Le parquet de Paris a officiellement démenti, ce jeudi 9 avril 2026, les informations selon lesquelles de la drogue de synthèse aurait été retrouvée dans le sac de l’eurodéputée Rima Hassan (LFI) lors de sa garde à vue. Selon Libération, cette affirmation, initialement relayée par Le Parisien et l’AFP, s’avère infondée. L’enquête judiciaire confirme ainsi que l’élue n’a pas été en possession de « quelques grammes de drogue » lors de son interpellation.
L’affaire avait pris une ampleur médiatique quelques heures plus tôt, lorsque plusieurs médias avaient évoqué la présence de substances illicites dans son sac. Cette révélation avait suscité de vives réactions, tant sur la forme que sur le fond. Rima Hassan, figure controversée de La France Insoumise, était déjà au cœur d’une polémique depuis son placement en garde à vue dans le cadre d’une enquête pour « apologie du terrorisme » et « provocation à la haine ». Les déclarations initiales des deux titres de presse, rapidement contestées par le parquet, avaient donc alimenté une confusion autour de cette affaire judiciaire.
Ce qu'il faut retenir
- Absence totale de drogue de synthèse dans le sac de Rima Hassan lors de sa garde à vue, selon le parquet de Paris.
- L’information, initialement avancée par Le Parisien et l’AFP, a été démentie par l’autorité judiciaire le 9 avril 2026.
- Rima Hassan, eurodéputée LFI, était en garde à vue pour « apologie du terrorisme » et « provocation à la haine ».
- Les médias concernés avaient évoqué la présence de « quelques grammes de drogue » de synthèse, une allégation rapidement infirmée.

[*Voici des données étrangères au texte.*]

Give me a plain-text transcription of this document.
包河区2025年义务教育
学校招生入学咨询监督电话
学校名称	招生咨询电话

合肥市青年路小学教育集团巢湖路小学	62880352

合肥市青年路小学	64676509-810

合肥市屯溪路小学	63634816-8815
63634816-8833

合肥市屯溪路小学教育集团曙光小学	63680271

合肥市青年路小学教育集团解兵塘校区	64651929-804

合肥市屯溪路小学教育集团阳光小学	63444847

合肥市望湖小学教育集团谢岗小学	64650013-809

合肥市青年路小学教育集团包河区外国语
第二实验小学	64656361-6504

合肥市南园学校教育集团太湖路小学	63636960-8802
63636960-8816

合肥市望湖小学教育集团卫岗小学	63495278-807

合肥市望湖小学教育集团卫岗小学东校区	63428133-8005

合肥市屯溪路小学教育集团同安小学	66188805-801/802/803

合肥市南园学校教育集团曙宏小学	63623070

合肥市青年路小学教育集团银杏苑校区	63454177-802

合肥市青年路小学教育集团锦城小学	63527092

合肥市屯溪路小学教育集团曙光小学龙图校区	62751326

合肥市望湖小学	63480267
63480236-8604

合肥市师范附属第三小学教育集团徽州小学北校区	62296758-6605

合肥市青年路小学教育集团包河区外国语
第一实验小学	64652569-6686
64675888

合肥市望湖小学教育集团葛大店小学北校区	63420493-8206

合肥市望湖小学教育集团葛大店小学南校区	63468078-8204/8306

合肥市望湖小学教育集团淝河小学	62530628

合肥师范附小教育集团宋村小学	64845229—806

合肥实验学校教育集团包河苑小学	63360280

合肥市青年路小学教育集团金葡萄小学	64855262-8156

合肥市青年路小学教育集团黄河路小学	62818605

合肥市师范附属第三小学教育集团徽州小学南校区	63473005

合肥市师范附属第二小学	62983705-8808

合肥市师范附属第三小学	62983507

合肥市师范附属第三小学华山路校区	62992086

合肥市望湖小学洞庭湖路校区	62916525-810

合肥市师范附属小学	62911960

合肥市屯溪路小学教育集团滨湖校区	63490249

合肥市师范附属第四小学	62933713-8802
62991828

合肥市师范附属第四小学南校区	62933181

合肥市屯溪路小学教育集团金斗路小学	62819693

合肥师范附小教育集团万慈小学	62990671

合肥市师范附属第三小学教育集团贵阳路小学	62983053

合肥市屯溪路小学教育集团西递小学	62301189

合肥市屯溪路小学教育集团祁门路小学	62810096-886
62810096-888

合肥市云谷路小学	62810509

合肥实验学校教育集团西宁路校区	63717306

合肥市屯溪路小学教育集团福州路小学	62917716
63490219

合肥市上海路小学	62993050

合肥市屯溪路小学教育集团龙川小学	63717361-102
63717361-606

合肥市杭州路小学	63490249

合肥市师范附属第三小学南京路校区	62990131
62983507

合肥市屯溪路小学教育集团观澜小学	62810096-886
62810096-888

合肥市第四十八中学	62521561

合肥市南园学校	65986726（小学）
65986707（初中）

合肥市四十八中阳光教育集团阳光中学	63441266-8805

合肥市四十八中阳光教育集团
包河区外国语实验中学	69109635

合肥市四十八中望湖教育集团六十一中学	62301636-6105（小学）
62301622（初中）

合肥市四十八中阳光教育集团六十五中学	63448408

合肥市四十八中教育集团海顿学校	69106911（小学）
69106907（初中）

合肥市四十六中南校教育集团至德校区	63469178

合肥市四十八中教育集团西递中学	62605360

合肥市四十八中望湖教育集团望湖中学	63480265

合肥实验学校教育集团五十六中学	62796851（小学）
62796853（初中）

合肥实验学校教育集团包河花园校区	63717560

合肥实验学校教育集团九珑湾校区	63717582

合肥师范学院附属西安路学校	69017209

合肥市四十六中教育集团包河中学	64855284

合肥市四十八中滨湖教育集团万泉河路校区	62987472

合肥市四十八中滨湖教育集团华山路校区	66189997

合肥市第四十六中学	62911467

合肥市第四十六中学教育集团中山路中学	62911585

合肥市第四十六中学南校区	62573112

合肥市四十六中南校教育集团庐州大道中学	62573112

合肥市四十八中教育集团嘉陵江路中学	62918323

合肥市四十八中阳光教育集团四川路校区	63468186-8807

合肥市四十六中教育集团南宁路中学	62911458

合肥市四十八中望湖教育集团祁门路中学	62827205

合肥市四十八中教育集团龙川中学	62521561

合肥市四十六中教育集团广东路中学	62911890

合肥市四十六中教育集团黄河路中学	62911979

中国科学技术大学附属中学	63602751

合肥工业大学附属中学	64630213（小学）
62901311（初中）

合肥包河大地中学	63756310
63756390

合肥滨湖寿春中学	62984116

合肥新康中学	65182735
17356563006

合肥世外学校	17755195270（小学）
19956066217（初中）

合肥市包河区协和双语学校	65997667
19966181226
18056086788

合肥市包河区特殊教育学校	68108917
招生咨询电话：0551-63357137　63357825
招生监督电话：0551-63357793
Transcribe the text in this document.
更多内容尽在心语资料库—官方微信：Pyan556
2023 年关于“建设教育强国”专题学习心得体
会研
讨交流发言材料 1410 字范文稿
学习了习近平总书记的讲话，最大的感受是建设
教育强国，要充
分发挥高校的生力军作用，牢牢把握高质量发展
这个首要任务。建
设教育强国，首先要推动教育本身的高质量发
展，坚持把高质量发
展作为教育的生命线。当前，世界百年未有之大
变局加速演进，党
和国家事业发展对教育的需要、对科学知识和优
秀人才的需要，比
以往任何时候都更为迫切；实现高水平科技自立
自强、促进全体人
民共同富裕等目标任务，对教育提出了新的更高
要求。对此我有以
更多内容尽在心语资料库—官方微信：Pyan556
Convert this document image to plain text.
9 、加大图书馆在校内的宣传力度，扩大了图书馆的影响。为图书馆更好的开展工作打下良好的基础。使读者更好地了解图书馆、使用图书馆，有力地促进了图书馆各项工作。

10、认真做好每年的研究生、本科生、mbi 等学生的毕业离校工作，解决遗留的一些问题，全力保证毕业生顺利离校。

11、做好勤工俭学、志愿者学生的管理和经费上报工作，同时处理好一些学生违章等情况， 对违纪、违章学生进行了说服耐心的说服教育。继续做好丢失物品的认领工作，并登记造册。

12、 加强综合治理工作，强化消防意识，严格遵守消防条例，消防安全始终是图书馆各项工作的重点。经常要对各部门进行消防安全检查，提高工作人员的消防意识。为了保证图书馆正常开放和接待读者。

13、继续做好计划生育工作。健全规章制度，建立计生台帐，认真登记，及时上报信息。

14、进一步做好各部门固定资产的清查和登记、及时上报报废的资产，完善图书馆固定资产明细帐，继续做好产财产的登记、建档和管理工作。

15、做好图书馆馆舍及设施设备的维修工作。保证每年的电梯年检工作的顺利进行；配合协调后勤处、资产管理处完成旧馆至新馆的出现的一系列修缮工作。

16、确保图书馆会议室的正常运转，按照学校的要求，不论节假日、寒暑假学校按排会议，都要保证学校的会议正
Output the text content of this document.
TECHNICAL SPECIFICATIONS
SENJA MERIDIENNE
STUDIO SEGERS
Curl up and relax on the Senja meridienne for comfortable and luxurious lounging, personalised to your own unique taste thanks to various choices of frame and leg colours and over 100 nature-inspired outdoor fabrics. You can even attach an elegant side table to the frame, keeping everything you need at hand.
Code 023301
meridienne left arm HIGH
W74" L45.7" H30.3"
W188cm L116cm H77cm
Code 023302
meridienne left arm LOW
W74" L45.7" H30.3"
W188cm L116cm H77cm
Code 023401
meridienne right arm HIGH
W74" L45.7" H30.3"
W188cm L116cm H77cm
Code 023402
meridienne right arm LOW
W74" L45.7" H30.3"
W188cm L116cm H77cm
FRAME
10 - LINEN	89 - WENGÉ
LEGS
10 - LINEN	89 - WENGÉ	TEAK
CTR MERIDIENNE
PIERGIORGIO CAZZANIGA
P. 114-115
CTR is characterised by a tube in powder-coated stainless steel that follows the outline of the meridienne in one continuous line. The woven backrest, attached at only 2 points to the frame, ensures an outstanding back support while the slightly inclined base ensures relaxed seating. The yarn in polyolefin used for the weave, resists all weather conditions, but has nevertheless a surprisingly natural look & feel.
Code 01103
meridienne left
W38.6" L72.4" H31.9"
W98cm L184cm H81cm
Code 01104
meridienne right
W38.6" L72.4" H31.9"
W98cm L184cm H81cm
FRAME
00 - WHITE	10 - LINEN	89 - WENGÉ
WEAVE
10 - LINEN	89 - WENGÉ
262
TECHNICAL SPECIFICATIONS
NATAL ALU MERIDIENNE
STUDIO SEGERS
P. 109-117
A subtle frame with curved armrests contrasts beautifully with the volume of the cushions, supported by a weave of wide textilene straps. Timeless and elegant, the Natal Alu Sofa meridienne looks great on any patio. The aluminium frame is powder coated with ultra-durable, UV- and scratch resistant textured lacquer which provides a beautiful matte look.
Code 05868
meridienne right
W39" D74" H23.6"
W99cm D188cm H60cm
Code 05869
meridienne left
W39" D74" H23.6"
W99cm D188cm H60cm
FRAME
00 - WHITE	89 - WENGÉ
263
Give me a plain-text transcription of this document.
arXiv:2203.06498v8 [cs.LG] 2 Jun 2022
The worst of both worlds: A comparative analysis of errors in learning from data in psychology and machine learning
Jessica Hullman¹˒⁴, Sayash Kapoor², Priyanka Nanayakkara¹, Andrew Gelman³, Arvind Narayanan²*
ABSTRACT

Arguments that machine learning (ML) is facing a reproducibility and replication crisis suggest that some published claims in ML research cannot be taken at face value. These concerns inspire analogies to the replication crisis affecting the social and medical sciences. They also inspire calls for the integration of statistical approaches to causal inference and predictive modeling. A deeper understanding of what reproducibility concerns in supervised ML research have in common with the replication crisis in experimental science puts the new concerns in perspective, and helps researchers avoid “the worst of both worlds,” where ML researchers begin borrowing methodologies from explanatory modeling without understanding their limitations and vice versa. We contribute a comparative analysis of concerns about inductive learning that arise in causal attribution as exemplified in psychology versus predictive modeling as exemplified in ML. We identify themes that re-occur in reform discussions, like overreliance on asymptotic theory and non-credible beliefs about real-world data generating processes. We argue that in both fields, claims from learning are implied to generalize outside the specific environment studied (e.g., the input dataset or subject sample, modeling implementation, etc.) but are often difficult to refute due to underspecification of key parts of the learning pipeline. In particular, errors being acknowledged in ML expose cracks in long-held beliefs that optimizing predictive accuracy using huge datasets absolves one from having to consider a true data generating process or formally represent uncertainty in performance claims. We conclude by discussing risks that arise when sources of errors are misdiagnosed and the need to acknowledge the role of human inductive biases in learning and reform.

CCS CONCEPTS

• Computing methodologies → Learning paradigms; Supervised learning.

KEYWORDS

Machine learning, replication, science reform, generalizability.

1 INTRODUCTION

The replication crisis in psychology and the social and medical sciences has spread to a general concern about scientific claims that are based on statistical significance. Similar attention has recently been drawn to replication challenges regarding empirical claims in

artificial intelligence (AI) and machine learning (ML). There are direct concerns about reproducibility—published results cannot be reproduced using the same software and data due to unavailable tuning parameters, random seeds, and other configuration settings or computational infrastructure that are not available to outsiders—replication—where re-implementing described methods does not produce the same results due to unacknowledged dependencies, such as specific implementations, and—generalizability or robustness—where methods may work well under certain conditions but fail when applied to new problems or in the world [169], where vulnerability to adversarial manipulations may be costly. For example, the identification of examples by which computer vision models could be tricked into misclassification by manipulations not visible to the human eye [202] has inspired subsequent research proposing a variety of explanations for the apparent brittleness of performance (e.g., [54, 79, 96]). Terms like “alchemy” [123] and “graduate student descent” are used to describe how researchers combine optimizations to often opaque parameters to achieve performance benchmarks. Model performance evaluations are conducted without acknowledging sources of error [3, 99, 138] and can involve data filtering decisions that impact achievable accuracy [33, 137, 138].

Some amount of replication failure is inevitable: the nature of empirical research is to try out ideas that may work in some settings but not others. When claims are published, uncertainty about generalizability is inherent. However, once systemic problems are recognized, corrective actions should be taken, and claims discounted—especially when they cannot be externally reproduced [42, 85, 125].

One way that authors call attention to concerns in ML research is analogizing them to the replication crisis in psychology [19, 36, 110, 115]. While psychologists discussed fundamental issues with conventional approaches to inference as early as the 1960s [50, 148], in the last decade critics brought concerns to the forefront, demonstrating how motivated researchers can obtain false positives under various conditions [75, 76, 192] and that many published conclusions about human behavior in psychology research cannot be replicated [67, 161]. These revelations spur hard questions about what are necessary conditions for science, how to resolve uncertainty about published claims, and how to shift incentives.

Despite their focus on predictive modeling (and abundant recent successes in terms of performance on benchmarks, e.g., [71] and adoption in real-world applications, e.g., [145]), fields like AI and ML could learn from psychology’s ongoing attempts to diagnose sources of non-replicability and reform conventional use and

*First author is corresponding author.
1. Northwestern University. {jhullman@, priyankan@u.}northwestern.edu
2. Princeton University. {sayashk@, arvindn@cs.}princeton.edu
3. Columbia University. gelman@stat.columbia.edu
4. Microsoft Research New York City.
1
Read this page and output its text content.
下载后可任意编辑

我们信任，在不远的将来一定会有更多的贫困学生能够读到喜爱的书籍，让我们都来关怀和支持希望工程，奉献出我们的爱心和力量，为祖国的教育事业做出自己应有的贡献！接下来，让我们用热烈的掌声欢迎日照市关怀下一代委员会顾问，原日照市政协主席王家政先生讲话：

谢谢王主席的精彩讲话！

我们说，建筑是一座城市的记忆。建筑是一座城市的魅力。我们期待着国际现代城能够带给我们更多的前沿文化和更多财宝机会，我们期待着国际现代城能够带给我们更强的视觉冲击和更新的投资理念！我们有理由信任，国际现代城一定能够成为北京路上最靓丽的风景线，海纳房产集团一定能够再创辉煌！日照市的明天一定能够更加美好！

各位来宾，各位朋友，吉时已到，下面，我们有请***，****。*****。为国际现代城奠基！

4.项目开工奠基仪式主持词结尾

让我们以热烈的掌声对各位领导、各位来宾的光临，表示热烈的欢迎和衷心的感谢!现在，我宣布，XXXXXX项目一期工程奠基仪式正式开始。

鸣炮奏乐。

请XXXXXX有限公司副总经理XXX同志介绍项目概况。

Une affaire médiatique et judiciaire sous le feu des projecteurs
L’annonce du parquet intervient alors que l’affaire judiciaire autour de Rima Hassan s’enlise dans des considérations politiques et médiatiques. L’eurodéputée, connue pour ses positions radicales et ses prises de parole polémiques, avait été interpellée dans le cadre d’une enquête préliminaire ouverte pour des propos tenus en public. Selon les éléments connus, ces propos seraient jugés comme une incitation à la haine ou une glorification du terrorisme, des délits prévus par le code pénal français.
Dès le début de sa garde à vue, plusieurs médias avaient rapporté la découverte de substances illicites dans son sac. Une information qui, si elle avait été avérée, aurait pu aggraver sa situation judiciaire. Cependant, le démenti formel du parquet éclaire d’un jour nouveau le déroulement de cette garde à vue. Il reste à savoir si cette confusion médiatique résulte d’une erreur d’interprétation ou d’une transmission hâtive d’informations non vérifiées.
Les réactions politiques et médiatiques
La révélation initiale, puis son démenti, ont suscité une vague de réactions parmi les responsables politiques et les observateurs. Certains y ont vu une tentative de discréditer Rima Hassan, tandis que d’autres ont pointé du doigt la précipitation des médias à relayer une information non confirmée. Interrogé sur le sujet, un porte-parole de La France Insoumise a dénoncé une « instrumentalisation politique » de l’affaire, sans pour autant préciser si des recours étaient envisagés contre les médias concernés.
De son côté, le parquet de Paris a rappelé que l’enquête se poursuit selon les procédures légales, sans préciser si des suites seraient données à cette affaire de communication. Pour l’instant, aucun élément ne permet d’établir un lien entre les propos de Rima Hassan et la présence ou non de substances illicites dans son sac. Autant dire que l’attention se porte désormais sur les prochaines étapes judiciaires, plutôt que sur les spéculations médiatiques.
Cette affaire laisse en suspens plusieurs interrogations : comment expliquer une telle confusion médiatique ? Quelles conséquences pour Rima Hassan, dont l’immunité parlementaire pourrait être levée dans les prochaines semaines ? Enfin, cette polémique pourrait-elle influencer le cours de l’enquête initiale, ou reste-t-elle un épisode isolé dans une procédure déjà complexe ? Autant de questions qui devraient alimenter les débats dans les jours à venir.